Purpose is the new black!

Ten years ago every business of scale had a mission statement, a vision and a defined set of values. They lived at the back of their website and in the opening pages of credentials and annual reports. Very little was said about having purpose, about the human side of business, those lofty aspirations that lived in the boardroom.

Step into 2022 and ‘purpose’ is the new black! 

This is a good thing right? It signifies that corporate cause and effect is influencing decision making. That humans are thinking more critically about their choices both professionally and as consumers. 

After 46 laps around the sun, I’m now at an age where having direction is a driving force behind my motivation to get out of bed. After twenty-four years in marketing services, the monotony of life and earning a living has unearthed, as it does for many, a deep desire for something more, for greater satisfaction and meaning. Sigh. 

In the words of American philosopher Waldo Emerson, “The purpose of life is not to be happy. It is to be useful, to be honourable, to be compassionate, to have it make some difference that you have lived and lived well”. While this 19th century view is now considered antique, what Waldo is saying is that purpose links to our deep human need for meaning and coherence - to have direction and a sense of worth. These are all considered contemporary views and used in modern Psychology practises. 

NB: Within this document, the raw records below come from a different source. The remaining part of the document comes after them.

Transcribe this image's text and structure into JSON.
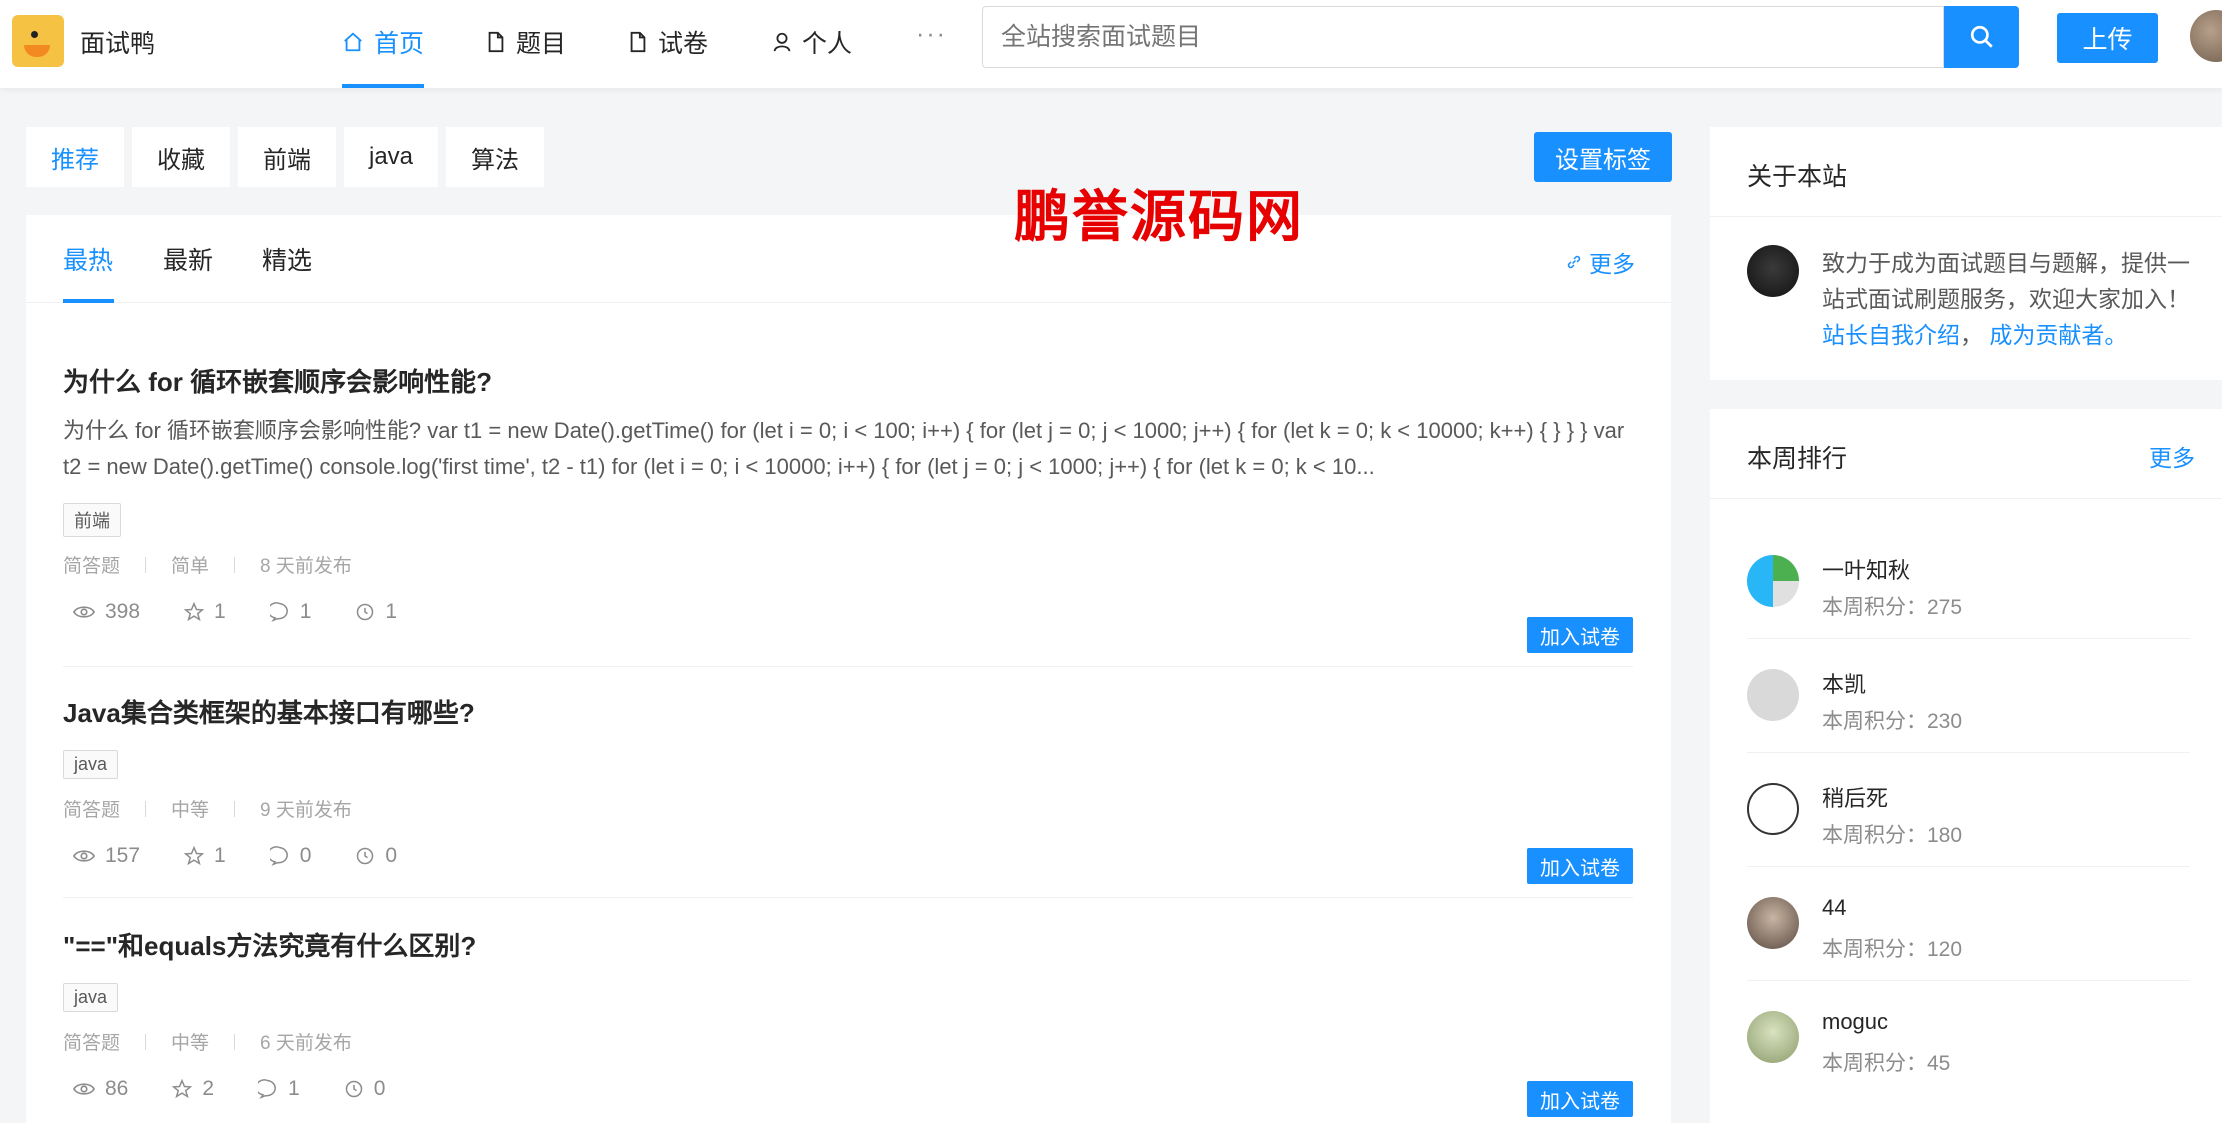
{
  "header": {
    "brand": "面试鸭",
    "nav": [
      {
        "label": "首页",
        "icon": "home-icon"
      },
      {
        "label": "题目",
        "icon": "file-icon"
      },
      {
        "label": "试卷",
        "icon": "paper-icon"
      },
      {
        "label": "个人",
        "icon": "user-icon"
      }
    ],
    "more": "···",
    "search_placeholder": "全站搜索面试题目",
    "upload_label": "上传"
  },
  "tags": [
    "推荐",
    "收藏",
    "前端",
    "java",
    "算法"
  ],
  "set_tags_label": "设置标签",
  "watermark": "鹏誉源码网",
  "sub_tabs": [
    "最热",
    "最新",
    "精选"
  ],
  "more_label": "更多",
  "questions": [
    {
      "title": "为什么 for 循环嵌套顺序会影响性能?",
      "desc": "为什么 for 循环嵌套顺序会影响性能? var t1 = new Date().getTime() for (let i = 0; i < 100; i++) { for (let j = 0; j < 1000; j++) { for (let k = 0; k < 10000; k++) { } } } var t2 = new Date().getTime() console.log('first time', t2 - t1) for (let i = 0; i < 10000; i++) { for (let j = 0; j < 1000; j++) { for (let k = 0; k < 10...",
      "tag": "前端",
      "type": "简答题",
      "difficulty": "简单",
      "time": "8 天前发布",
      "views": "398",
      "stars": "1",
      "comments": "1",
      "history": "1",
      "button": "加入试卷"
    },
    {
      "title": "Java集合类框架的基本接口有哪些?",
      "desc": "",
      "tag": "java",
      "type": "简答题",
      "difficulty": "中等",
      "time": "9 天前发布",
      "views": "157",
      "stars": "1",
      "comments": "0",
      "history": "0",
      "button": "加入试卷"
    },
    {
      "title": "\"==\"和equals方法究竟有什么区别?",
      "desc": "",
      "tag": "java",
      "type": "简答题",
      "difficulty": "中等",
      "time": "6 天前发布",
      "views": "86",
      "stars": "2",
      "comments": "1",
      "history": "0",
      "button": "加入试卷"
    }
  ],
  "about": {
    "title": "关于本站",
    "text": "致力于成为面试题目与题解，提供一站式面试刷题服务，欢迎大家加入！",
    "link1": "站长自我介绍",
    "link2": "成为贡献者。"
  },
  "ranking": {
    "title": "本周排行",
    "more": "更多",
    "items": [
      {
        "name": "一叶知秋",
        "score": "本周积分：275",
        "avatar_color": "#4caf50"
      },
      {
        "name": "本凯",
        "score": "本周积分：230",
        "avatar_color": "#d9d9d9"
      },
      {
        "name": "稍后死",
        "score": "本周积分：180",
        "avatar_color": "#333333"
      },
      {
        "name": "44",
        "score": "本周积分：120",
        "avatar_color": "#6b5b50"
      },
      {
        "name": "moguc",
        "score": "本周积分：45",
        "avatar_color": "#9fb27a"
      }
    ]
  }
}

As a branding expert, I see the opportunity for a well defined purpose as a way for a brand or organisation to express a synthesis of:

➡ reputation
➡ image
➡ performance
➡ culture

Is having purpose purely about competitive advantage?

While it can be argued that a brands reputation can be built over years of consistency in quality, customer value, workplace culture and effective marketing, in an environment where more humans have access to 24hr media consumption, it is fair to say that differentiation and improved brand image can also stem from a stronger connection between purpose (motivation) and behaviours (action).

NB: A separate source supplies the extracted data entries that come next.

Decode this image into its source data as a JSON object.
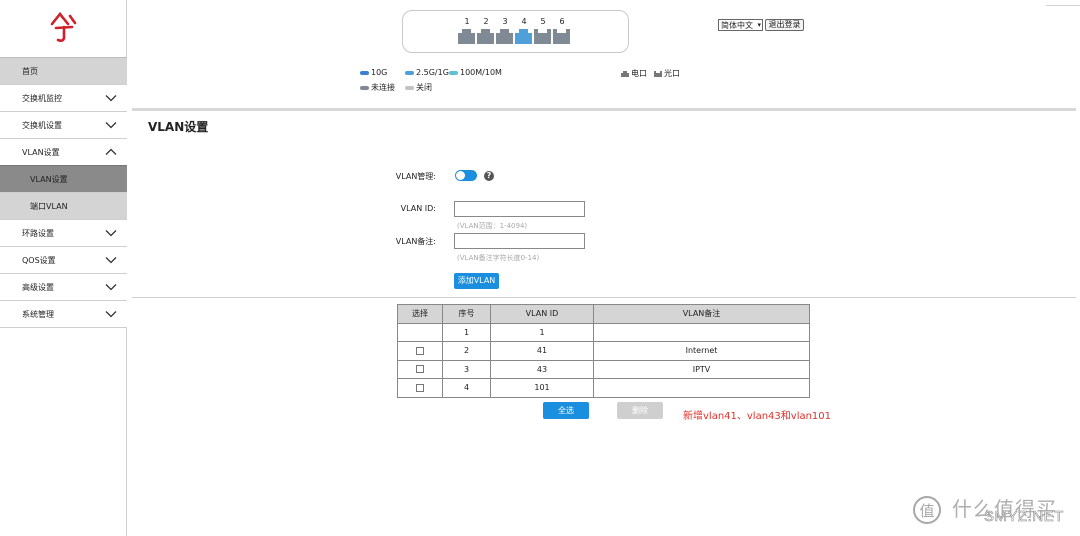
{
  "colors": {
    "accent": "#1a8fe0",
    "port_10g": "#3f7fd0",
    "port_2_5g": "#4f9fd8",
    "port_100m": "#5cc3d6",
    "port_disconnected": "#7f8a94",
    "port_off": "#c3c3c3",
    "note": "#e0302a"
  },
  "sidebar": {
    "logo_icon": "brand-logo-icon",
    "items": [
      {
        "label": "首页"
      },
      {
        "label": "交换机监控",
        "icon": "chevron-down-icon"
      },
      {
        "label": "交换机设置",
        "icon": "chevron-down-icon"
      },
      {
        "label": "VLAN设置",
        "icon": "chevron-up-icon"
      },
      {
        "label": "VLAN设置"
      },
      {
        "label": "端口VLAN"
      },
      {
        "label": "环路设置",
        "icon": "chevron-down-icon"
      },
      {
        "label": "QOS设置",
        "icon": "chevron-down-icon"
      },
      {
        "label": "高级设置",
        "icon": "chevron-down-icon"
      },
      {
        "label": "系统管理",
        "icon": "chevron-down-icon"
      }
    ]
  },
  "ports": [
    {
      "num": "1",
      "state": "disconnected"
    },
    {
      "num": "2",
      "state": "disconnected"
    },
    {
      "num": "3",
      "state": "disconnected"
    },
    {
      "num": "4",
      "state": "connected-2.5g"
    },
    {
      "num": "5",
      "state": "disconnected"
    },
    {
      "num": "6",
      "state": "disconnected"
    }
  ],
  "legend": {
    "speed_10g": "10G",
    "speed_2_5g": "2.5G/1G",
    "speed_100m": "100M/10M",
    "disconnected": "未连接",
    "off": "关闭",
    "electric_port": "电口",
    "optical_port": "光口"
  },
  "header": {
    "language": "简体中文",
    "logout": "退出登录"
  },
  "main": {
    "title": "VLAN设置",
    "form": {
      "vlan_manage_label": "VLAN管理:",
      "vlan_manage_on": true,
      "vlan_id_label": "VLAN ID:",
      "vlan_id_value": "",
      "vlan_id_hint": "(VLAN范围：1-4094)",
      "vlan_note_label": "VLAN备注:",
      "vlan_note_value": "",
      "vlan_note_hint": "(VLAN备注字符长度0-14)",
      "add_button": "添加VLAN"
    },
    "table": {
      "headers": [
        "选择",
        "序号",
        "VLAN ID",
        "VLAN备注"
      ],
      "rows": [
        {
          "checkbox": false,
          "index": "1",
          "vlan_id": "1",
          "note": ""
        },
        {
          "checkbox": true,
          "index": "2",
          "vlan_id": "41",
          "note": "Internet"
        },
        {
          "checkbox": true,
          "index": "3",
          "vlan_id": "43",
          "note": "IPTV"
        },
        {
          "checkbox": true,
          "index": "4",
          "vlan_id": "101",
          "note": ""
        }
      ]
    },
    "select_all_button": "全选",
    "delete_button": "删除",
    "annotation": "新增vlan41、vlan43和vlan101"
  },
  "watermark": {
    "chinese": "什么值得买",
    "english": "SMYZ.NET"
  }
}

The mistake leaders make when pivoting to a “purpose-led’ strategy stems from when it is used as a sales tool; a fluffy marketing tactic that lacks genuine substance. Having purpose means alignment to core human values that underpin what and how one operates. As Simon Sinek famously said (and I apologise for the cliche) “People don’t buy what you do; they buy why you do it. And what you do simply proves what you believe in”. 

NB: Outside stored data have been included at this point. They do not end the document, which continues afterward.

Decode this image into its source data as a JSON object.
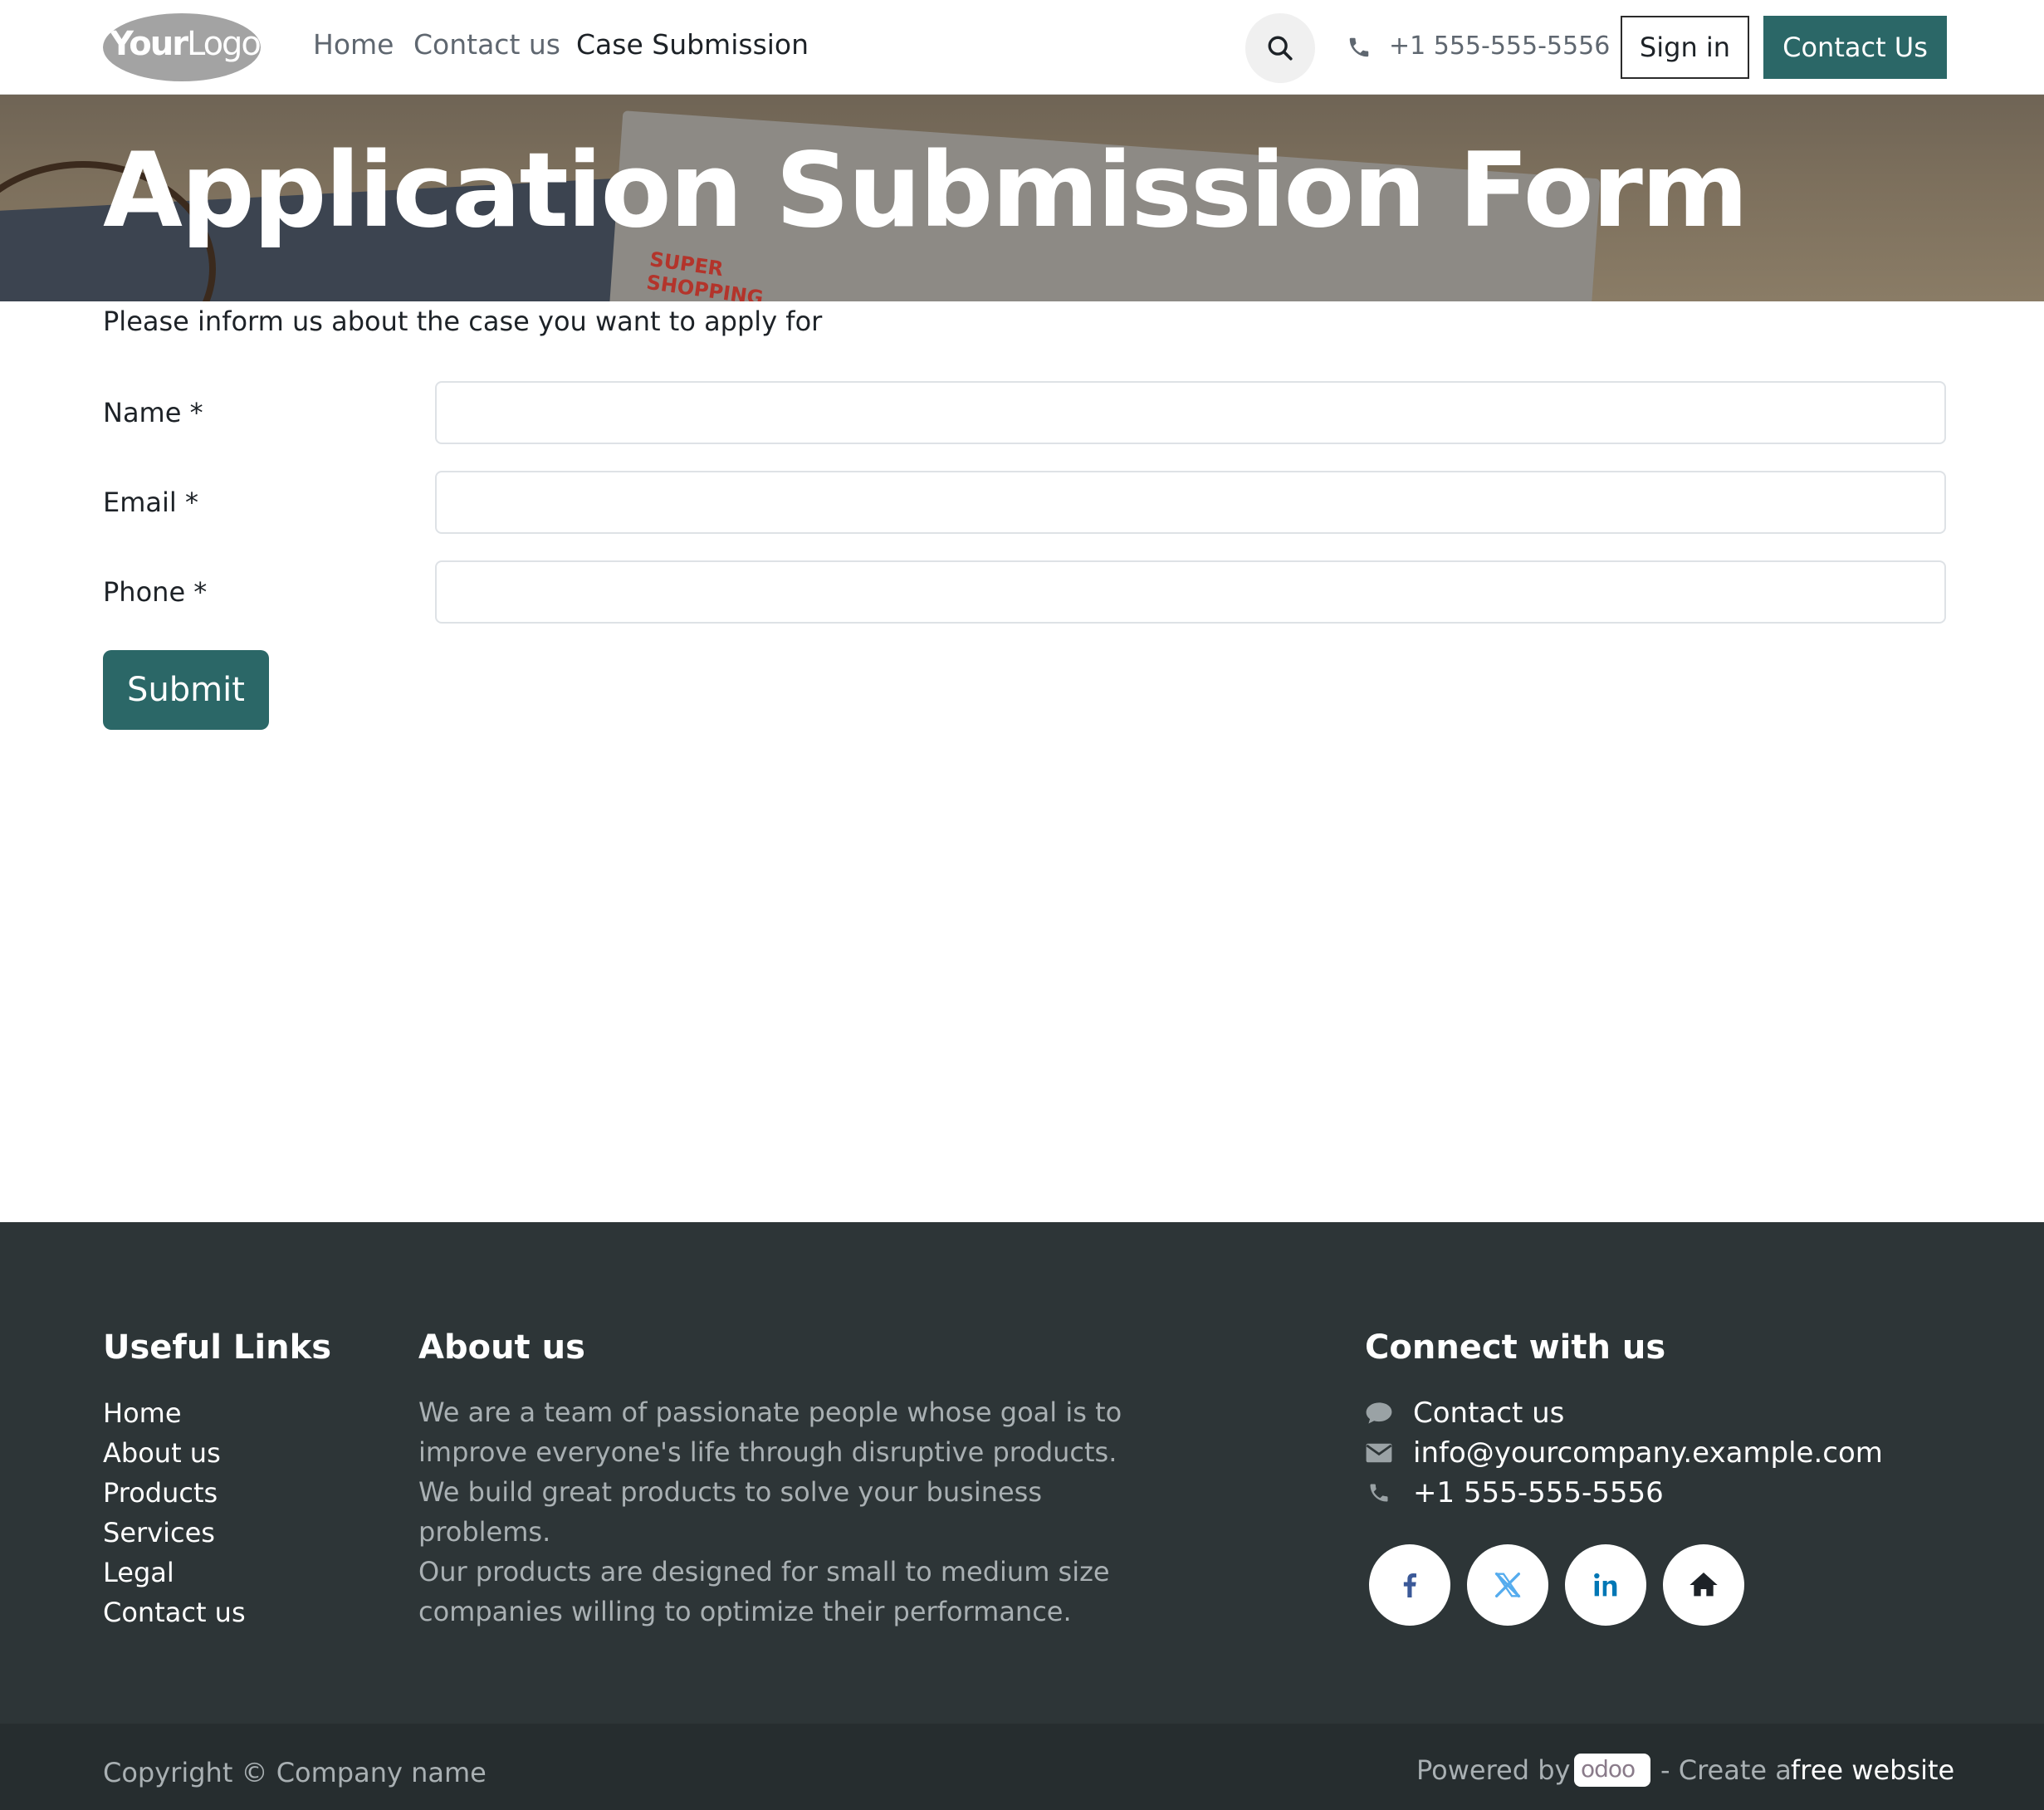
{
  "header": {
    "logo": "YourLogo",
    "logo_bold": "Your",
    "logo_light": "Logo",
    "nav": [
      {
        "label": "Home"
      },
      {
        "label": "Contact us"
      },
      {
        "label": "Case Submission",
        "active": true
      }
    ],
    "search_icon": "search-icon",
    "phone_icon": "phone-icon",
    "phone": "+1 555-555-5556",
    "sign_in": "Sign in",
    "contact_button": "Contact Us"
  },
  "banner": {
    "title": "Application Submission Form",
    "stamp_line1": "SUPER",
    "stamp_line2": "SHOPPING"
  },
  "form": {
    "intro": "Please inform us about the case you want to apply for",
    "fields": [
      {
        "label": "Name *",
        "value": "",
        "placeholder": ""
      },
      {
        "label": "Email *",
        "value": "",
        "placeholder": ""
      },
      {
        "label": "Phone *",
        "value": "",
        "placeholder": ""
      }
    ],
    "submit": "Submit"
  },
  "footer": {
    "useful_links": {
      "title": "Useful Links",
      "items": [
        "Home",
        "About us",
        "Products",
        "Services",
        "Legal",
        "Contact us"
      ]
    },
    "about": {
      "title": "About us",
      "paragraphs": [
        "We are a team of passionate people whose goal is to improve everyone's life through disruptive products. We build great products to solve your business problems.",
        "Our products are designed for small to medium size companies willing to optimize their performance."
      ]
    },
    "connect": {
      "title": "Connect with us",
      "items": [
        {
          "icon": "comment-icon",
          "label": "Contact us"
        },
        {
          "icon": "envelope-icon",
          "label": "info@yourcompany.example.com"
        },
        {
          "icon": "phone-icon",
          "label": "+1 555-555-5556"
        }
      ],
      "social": [
        "facebook-icon",
        "x-twitter-icon",
        "linkedin-icon",
        "home-icon"
      ]
    }
  },
  "copyright": {
    "text": "Copyright © Company name",
    "powered_by": "Powered by",
    "odoo": "odoo",
    "create": "- Create a",
    "free_website": "free website"
  },
  "colors": {
    "accent": "#2b6767",
    "footer_bg": "#2d3537",
    "copyright_bg": "#262d2f"
  }
}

Brand purpose matters more in today’s marketplace and can be used to improve meaning and connection but in order to avoid being “purpose washed” leaders should consider the following.

🔹 purpose starts from the top (it must influence decision making)
🔹 express core value systems (real human values, not commercial goals)
🔹 link to a product or service (avoid pithy cliches that bare no relevant to your service or product)
🔹 inspire policies, systems and behaviour changes 
🔹 help attract and retain good people
🔹 help ignite innovation and R&D initiatives

Do you make decisions based on your perception of a brand’s purpose? Social justice. Inclusivity. Recyclability. Equality. Preservation. Do you make employment decisions (paid or unpaid) based on your personal belief systems? Do you consciously consume based on the same set of values?

As the founder of a for-profit purpose-led business, I can testify that we use our purpose to guide decision making. It informs the types of partnerships we have and seek, the services we offer, what we aspire to in the future, and our culture. We don’t always get it right but it's a bloody good start!